Texas Tech vs. Houston: A Budding Rivalry with Real Bite in the Big XII
College sports have seen more upheaval in the last three decades than in the previous century combined. Conference realignments, TV deals, and the rise of NIL have turned tradition on its head, leaving many of the sport’s most storied rivalries either diluted or dead.
Oklahoma-Nebraska? Gone.
Missouri-Kansas? On life support.
Georgetown-Syracuse? A memory.
Entire conferences like the Southwest and Metro have vanished, and others-like the Big Ten, Big XII, and Big East-are now nearly unrecognizable from their original forms.
But amid the chaos, something new is taking shape. Something that feels organic.
Competitive. Real.
Texas Tech vs. Houston.
It may not yet carry the historical weight of Duke-Carolina or Kentucky-Louisville, but make no mistake-this has all the makings of a rivalry that matters. And after Texas Tech’s 90-86 win over No.
6 Houston, it’s clear this isn’t just a one-off thriller. It’s becoming the norm.
Let’s talk about the numbers. The Red Raiders and Cougars have split their last four meetings, with an average margin of just four points.
One of those went to overtime. These aren’t just close games-they’re battles.
And they’re happening at a time when both programs are climbing into the upper tier of college basketball.
Go back just two seasons. In 2024, Houston swept Texas Tech by 23 points in both matchups.
It was the Cougars’ first year in the Big XII and Grant McCasland’s first in Lubbock. But since then, McCasland has reshaped the Red Raiders in his image, and the gap between the two programs has closed fast.
Now, they’re trading punches in the top tier of the Big XII, a conference that’s no longer just Kansas’ playground.
The New Big XII Landscape
For years, the Big XII was synonymous with Kansas dominance. The Jayhawks didn’t just win titles-they stacked them like pancakes.
But that era appears to be shifting. Whether it’s the turbulence of NIL, roster turnover, or simply time catching up, Kansas no longer owns the league the way it once did.
Today, Houston stands as the Big XII’s powerhouse. Since joining the conference, the Cougars have been a force-physically imposing, defensively relentless, and consistently elite.
But Texas Tech has entered that conversation. Arizona looks like the best team in the country right now, and Iowa State is lurking with the kind of gritty, late-season surge potential that’s become a trademark under T.J.
Otzelberger.
In that context, Kansas is still dangerous-but it’s no longer the gatekeeper. The new Big XII hierarchy looks something like this: Houston, Texas Tech, Arizona, and Iowa State. That’s your Final Four in this league, and it’s not just about rankings-it’s about who’s winning when it matters.
A Battle for Supremacy, Not Scraps
What’s especially compelling about the Texas Tech-Houston dynamic is that these programs aren’t fighting for relevance. They’re fighting for dominance. They’re not chasing Kansas’ leftovers-they’re carving up the main course and tossing KU a bone when they feel generous.

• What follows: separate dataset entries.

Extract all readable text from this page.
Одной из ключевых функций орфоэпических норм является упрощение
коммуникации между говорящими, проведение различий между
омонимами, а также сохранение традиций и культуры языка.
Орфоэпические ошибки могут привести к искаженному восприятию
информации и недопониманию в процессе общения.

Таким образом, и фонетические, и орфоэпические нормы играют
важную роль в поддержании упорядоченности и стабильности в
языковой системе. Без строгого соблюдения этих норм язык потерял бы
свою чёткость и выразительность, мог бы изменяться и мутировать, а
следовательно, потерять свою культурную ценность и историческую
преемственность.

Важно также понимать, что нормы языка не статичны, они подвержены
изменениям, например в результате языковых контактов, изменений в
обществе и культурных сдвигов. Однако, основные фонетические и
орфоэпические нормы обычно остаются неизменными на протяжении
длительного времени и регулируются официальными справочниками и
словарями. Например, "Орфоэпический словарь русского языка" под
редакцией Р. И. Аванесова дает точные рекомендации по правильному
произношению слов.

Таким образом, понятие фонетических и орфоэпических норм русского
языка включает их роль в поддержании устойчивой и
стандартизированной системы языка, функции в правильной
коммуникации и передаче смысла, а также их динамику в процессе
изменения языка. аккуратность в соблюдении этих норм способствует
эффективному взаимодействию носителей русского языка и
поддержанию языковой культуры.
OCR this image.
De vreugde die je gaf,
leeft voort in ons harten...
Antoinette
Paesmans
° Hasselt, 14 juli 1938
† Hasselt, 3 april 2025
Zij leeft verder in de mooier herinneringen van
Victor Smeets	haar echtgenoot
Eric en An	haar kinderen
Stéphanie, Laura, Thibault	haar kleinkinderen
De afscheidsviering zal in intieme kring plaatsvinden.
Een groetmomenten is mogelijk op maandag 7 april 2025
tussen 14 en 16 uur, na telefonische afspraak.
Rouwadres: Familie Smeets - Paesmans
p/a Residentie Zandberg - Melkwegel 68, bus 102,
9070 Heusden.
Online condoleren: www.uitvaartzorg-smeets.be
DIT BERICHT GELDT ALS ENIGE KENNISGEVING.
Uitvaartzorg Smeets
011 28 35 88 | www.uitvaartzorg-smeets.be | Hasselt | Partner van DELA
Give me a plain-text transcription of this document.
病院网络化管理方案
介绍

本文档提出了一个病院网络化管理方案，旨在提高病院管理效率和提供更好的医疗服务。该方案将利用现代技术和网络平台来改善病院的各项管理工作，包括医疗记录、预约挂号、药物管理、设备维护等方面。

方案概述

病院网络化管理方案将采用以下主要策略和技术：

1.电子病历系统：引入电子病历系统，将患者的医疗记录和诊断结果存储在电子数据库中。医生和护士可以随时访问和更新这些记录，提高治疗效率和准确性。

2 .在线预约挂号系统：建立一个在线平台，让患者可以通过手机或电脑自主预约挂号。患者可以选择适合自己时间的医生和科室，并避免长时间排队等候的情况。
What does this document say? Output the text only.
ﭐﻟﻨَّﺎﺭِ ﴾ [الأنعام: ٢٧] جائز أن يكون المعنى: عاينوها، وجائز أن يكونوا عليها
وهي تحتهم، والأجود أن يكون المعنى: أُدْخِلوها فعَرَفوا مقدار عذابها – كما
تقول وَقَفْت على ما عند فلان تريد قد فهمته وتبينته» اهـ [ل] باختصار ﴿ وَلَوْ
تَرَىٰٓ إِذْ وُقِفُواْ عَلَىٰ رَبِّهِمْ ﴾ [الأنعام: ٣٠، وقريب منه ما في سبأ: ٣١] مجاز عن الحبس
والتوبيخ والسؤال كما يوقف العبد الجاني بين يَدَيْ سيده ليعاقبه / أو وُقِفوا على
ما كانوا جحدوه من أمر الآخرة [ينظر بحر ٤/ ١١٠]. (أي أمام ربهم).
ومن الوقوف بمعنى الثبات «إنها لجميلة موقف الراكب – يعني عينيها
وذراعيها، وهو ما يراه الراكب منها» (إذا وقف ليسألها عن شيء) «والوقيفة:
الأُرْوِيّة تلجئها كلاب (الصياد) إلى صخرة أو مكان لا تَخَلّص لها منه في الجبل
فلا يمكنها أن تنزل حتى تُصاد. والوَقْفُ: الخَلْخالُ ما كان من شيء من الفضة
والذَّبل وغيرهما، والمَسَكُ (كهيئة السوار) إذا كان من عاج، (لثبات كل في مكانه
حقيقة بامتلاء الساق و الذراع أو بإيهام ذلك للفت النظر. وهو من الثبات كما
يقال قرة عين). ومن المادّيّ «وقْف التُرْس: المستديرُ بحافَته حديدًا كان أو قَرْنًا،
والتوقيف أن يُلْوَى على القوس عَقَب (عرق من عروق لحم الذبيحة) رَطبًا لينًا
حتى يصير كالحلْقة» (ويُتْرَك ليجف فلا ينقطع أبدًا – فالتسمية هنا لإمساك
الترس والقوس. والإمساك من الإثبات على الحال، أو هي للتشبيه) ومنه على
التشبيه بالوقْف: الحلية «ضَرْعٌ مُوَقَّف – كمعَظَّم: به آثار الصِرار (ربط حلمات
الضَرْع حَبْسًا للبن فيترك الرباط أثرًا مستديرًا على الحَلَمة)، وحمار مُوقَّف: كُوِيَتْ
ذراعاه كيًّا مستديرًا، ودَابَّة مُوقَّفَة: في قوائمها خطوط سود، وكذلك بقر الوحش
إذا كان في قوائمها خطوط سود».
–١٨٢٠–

That kind of high-stakes, in-state competition is the perfect fuel for a rivalry. And with McCasland and Kelvin Sampson at the helm, both programs are in good hands.
McCasland is just getting started, and Sampson-despite being 70-continues to coach like a man with something to prove. The energy, the intensity, the sheer will to win-it’s all there.
A Rivalry with Real Roots
This isn’t a brand-new matchup. Texas Tech and Houston have faced off 62 times since 1961.
Houston leads the series 33-29, but the Red Raiders actually won the first seven meetings. It’s been a streaky history-Houston had two seven-game win streaks in the '80s and early '90s, while Texas Tech ripped off nine straight from 1994 to 2013.
The margins have been wide at times-Houston’s biggest win was by 25 points (twice, during the Phi Slama Jamma era), while Texas Tech’s largest victory was a 26-point beatdown in 1995, led by a squad that would soon make a Sweet 16 run and featured future NBA talent.
But the overtime games might tell the deeper story. Eight of the 62 contests have gone to OT, with Texas Tech holding a 6-2 edge in those matchups.
That’s the kind of drama that fans remember. That’s the kind of tension that builds rivalries.
The Opportunity Ahead
Let’s be honest-college sports are changing, and not always for the better. But if the powers that be can resist the urge to burn everything down in pursuit of bigger checks, rivalries like Texas Tech vs.
Houston can thrive. They can give fans something real to hold onto.
Something that feels earned.
This isn’t nostalgia-it’s a new chapter. And if the last few games are any indication, the battles between the Red Raiders and Cougars are only going to get better.
The stakes are high. The talent is elite.
The history is building.
This is what a rivalry looks like when it’s just getting started-and it’s already can’t-miss basketball.